Des tests peu fiables ?

D'autant qu'il existe actuellement des limites à ces tests censés détecter le cannabis, dont nous vous parlions déjà en 2023 dans cet article. "Depuis deux ans, un dossier de conduite sous stupéfiants sur deux qui arrive dans mon cabinet est en relation avec le CBD. Certains clients sont de bonne foi et me prouvent la consommation avec une analyse ou une facture d’achat, d’autres me le disent sans me le prouver, et ne sont peut être pas de bonne foi", nous expliquait à l'époque Maître Antoine Regley, avocat spécialiste du droit routier.
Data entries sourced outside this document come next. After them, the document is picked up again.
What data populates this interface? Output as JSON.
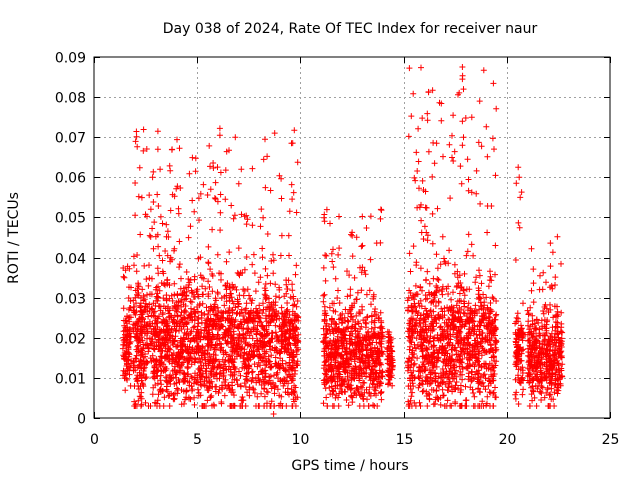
{
  "chart_data": {
    "type": "scatter",
    "title": "Day 038 of 2024, Rate Of TEC Index for receiver naur",
    "xlabel": "GPS time / hours",
    "ylabel": "ROTI / TECUs",
    "xlim": [
      0,
      25
    ],
    "ylim": [
      0,
      0.09
    ],
    "x_ticks": [
      "0",
      "5",
      "10",
      "15",
      "20",
      "25"
    ],
    "y_ticks": [
      "0",
      "0.01",
      "0.02",
      "0.03",
      "0.04",
      "0.05",
      "0.06",
      "0.07",
      "0.08",
      "0.09"
    ],
    "grid": true,
    "marker": "+",
    "marker_color": "#ff0000",
    "segments": [
      {
        "x_start": 1.4,
        "x_end": 1.8,
        "y_base": 0.017,
        "y_spread": 0.008,
        "y_peak": 0.038
      },
      {
        "x_start": 1.9,
        "x_end": 9.9,
        "y_base": 0.018,
        "y_spread": 0.012,
        "y_peak": 0.072
      },
      {
        "x_start": 11.1,
        "x_end": 14.0,
        "y_base": 0.015,
        "y_spread": 0.009,
        "y_peak": 0.052
      },
      {
        "x_start": 14.2,
        "x_end": 14.5,
        "y_base": 0.014,
        "y_spread": 0.005,
        "y_peak": 0.023
      },
      {
        "x_start": 15.2,
        "x_end": 19.5,
        "y_base": 0.018,
        "y_spread": 0.012,
        "y_peak": 0.088
      },
      {
        "x_start": 20.4,
        "x_end": 20.8,
        "y_base": 0.016,
        "y_spread": 0.008,
        "y_peak": 0.063
      },
      {
        "x_start": 21.0,
        "x_end": 22.7,
        "y_base": 0.015,
        "y_spread": 0.009,
        "y_peak": 0.045
      }
    ],
    "highlight_points": [
      {
        "x": 17.85,
        "y": 0.0875
      },
      {
        "x": 17.85,
        "y": 0.0845
      },
      {
        "x": 17.9,
        "y": 0.082
      },
      {
        "x": 17.85,
        "y": 0.074
      },
      {
        "x": 17.9,
        "y": 0.07
      },
      {
        "x": 17.85,
        "y": 0.068
      },
      {
        "x": 18.1,
        "y": 0.0645
      },
      {
        "x": 16.6,
        "y": 0.0685
      },
      {
        "x": 16.5,
        "y": 0.0635
      },
      {
        "x": 6.1,
        "y": 0.0722
      },
      {
        "x": 6.1,
        "y": 0.0705
      },
      {
        "x": 6.15,
        "y": 0.0612
      },
      {
        "x": 5.3,
        "y": 0.0582
      },
      {
        "x": 20.55,
        "y": 0.0625
      },
      {
        "x": 20.6,
        "y": 0.06
      },
      {
        "x": 20.65,
        "y": 0.055
      },
      {
        "x": 13.9,
        "y": 0.052
      },
      {
        "x": 8.7,
        "y": 0.001
      },
      {
        "x": 9.45,
        "y": 0.0405
      },
      {
        "x": 22.45,
        "y": 0.0452
      }
    ]
  }
}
En cause, le fonctionnement de ces tests de dépistage : à l'instar des tests de dépistage salivaire du Covid, il s'agit de récolter de la salive dans la bouche du conducteur, puis de l'enclencher dans un appareil qui recherche la présence, pour le cas du cannabis, de tétrahydrocannabinol (THC), présent à hauteur de 15%.

Les consommateurs de CBD pourraient être testés positifs

Le THC, classé parmi les stupéfiants dans un grand nombre de pays dont la France, est la molécule responsable des principaux effets psychoactifs du cannabis. Problème, c'est que le CBD est aussi composé de résidus de THC, à hauteur de 0,3% pour que la vente soit légale en France.

Sauf que cela peut suffire à rendre le test positif, comme en témoignaient plusieurs avocats en droit routier. "Rien n’est fait pour dire si le THC détecté dans un test salivaire vient du CBD, qui peut contenir des résidus de THC, ou de l’usage de cannabis", déplorait Maître Antoine Regley, avocat spécialiste du droit routier, en 2023.

Si le problème soulevé dans cet article a été réglé puisque la Cour de cassation a estimé le 21 juin 2023, la conduite sous l’emprise du CBD, si des traces de THC sont trouvées lors d’un dépistage, constituait une infraction, le problème pourrait ressurgir avec l'hypothèse de tests de dépistage étendus aux piétons. Car si la consommation de cannabis est illégale, celle de CBD reste légale, à condition de ne pas prendre le volant.